Мобилизованы были все рабочие поместья, в большинстве своем бывшие военнослужащие из Северной Африки, они взялись за дело с душой, ведь у каждого еще были на слуху приветливые слова месье Бюрго. Бабушка просила прочесывать кусты, обследовать водоемы и нехоженые тропы, смотреть внимательней и, если вдруг обнаружится, что Альфонс лежит укушенный змеей, ни в коем случае не заставлять его идти: усиление кровообращения может привести к роковому исходу. Нет, в таком случае необходима сыворотка, надо звать на помощь, пусть каждый возьмет с собой свисток, трубу, барабан, пусть голосит, как муэдзин, или аукается дровосеком — так можно выиграть несколько драгоценных секунд. Она разделила территорию поисков на четыре участка, распределила людей по четырем группам. Руководя операцией, бабушка время от времени обращалась к Джону за советом — зять все ее действия одобрял. Спасателям надлежало растянуться цепочкой и продвигаться широким фронтом по методу облавы. Среди них были охотники на кабанов, здешние гуроны, они уверяли, что знают каждую пядь в округе, и хвастали перед бабушкой: «Не беспокойтесь, мадам Бюрго, найдем мы вашего мужа».
Но не нашли. В три часа возвратилась ни с чем последняя группа. Тогда вызвали пожарных: обращаться к ним в разгар лета, когда у них самая работа, было неловко, но, учитывая, что ветер стих и все последние дни ситуация опасности не представляла, все-таки решились.

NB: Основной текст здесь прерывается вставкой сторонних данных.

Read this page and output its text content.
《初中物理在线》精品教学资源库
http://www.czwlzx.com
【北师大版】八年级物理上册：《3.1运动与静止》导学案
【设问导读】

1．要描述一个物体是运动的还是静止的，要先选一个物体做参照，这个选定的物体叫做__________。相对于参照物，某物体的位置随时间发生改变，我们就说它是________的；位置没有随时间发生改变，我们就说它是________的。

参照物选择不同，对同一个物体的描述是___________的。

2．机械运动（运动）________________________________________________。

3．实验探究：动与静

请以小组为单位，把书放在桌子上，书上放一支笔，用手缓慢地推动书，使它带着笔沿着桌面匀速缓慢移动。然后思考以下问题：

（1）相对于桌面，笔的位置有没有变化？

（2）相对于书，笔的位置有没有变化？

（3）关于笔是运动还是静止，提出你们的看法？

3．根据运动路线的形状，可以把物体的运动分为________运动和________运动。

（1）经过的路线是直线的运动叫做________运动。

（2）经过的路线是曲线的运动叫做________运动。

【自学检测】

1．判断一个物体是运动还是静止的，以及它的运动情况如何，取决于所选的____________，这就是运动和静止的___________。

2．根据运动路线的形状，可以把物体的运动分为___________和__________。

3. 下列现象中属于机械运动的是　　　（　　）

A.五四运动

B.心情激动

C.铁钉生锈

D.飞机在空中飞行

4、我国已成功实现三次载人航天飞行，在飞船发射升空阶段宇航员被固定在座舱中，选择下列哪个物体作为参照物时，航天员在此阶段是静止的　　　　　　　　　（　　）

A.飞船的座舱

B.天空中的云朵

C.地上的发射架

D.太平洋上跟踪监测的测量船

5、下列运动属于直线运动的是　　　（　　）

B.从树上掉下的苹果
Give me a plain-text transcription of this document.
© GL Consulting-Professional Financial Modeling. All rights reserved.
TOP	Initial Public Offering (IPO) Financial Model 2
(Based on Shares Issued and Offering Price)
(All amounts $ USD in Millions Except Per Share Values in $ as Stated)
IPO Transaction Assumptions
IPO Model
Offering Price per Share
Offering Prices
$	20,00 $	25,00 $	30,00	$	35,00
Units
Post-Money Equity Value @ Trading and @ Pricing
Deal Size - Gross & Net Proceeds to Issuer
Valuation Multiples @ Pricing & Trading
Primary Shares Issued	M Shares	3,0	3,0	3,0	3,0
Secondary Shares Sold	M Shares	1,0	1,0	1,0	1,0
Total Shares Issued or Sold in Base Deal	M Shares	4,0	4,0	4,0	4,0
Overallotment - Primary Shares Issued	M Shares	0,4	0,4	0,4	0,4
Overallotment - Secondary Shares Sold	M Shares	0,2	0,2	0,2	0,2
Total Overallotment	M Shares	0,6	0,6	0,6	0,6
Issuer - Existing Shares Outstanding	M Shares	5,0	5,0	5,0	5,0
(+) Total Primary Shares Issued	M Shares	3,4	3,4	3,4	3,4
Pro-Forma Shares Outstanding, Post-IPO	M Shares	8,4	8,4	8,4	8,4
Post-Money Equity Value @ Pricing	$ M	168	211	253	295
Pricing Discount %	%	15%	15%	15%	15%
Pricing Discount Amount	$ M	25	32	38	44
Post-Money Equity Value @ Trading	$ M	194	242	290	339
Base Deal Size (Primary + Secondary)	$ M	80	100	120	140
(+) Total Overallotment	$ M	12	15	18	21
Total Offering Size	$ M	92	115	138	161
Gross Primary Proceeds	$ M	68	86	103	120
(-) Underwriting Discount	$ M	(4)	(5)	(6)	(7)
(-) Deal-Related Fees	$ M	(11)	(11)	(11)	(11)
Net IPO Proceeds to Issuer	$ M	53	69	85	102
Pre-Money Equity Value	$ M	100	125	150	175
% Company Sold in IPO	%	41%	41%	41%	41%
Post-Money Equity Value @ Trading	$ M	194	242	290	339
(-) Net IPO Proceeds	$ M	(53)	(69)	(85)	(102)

Красные джипы пожарных и фургоны «скорой помощи» стояли вереницей в аллее, и невысокого роста господин в шляпе и светлой одежде прошел вдоль ряда, с любопытством разглядывая их величественный строй. В качестве особого одолжения, учитывая почтенный возраст, водитель автобуса высадил его прямо перед двумя кипарисами у входа в аллею. В уголке рта дымится недокуренная сигарета, однако, оценив ситуацию, он решает затушить ее немедленно. Окурок на всякий случай сует в карман. Кончиком трости он приподнимает краешек брезента, прикрывающего носилки: они, по счастью, пусты. Он замечает необычную суету перед домом, где расставлен длинный стол для сборщиков винограда. Пустые стаканы розоватыми пятнами поблескивают в лучах заходящего солнца. Чуть в стороне группа людей окружает капитана пожарных. Все взгляды устремлены вдаль, на холмы, куда указывает палец человека, подпоясанного толстым кожаным ремнем. Вновь прибывшего поэтому никто не замечает, некоторое время он слушает вместе со всеми, а потом, воспользовавшись паузой, отваживается спросить: «Пожар?»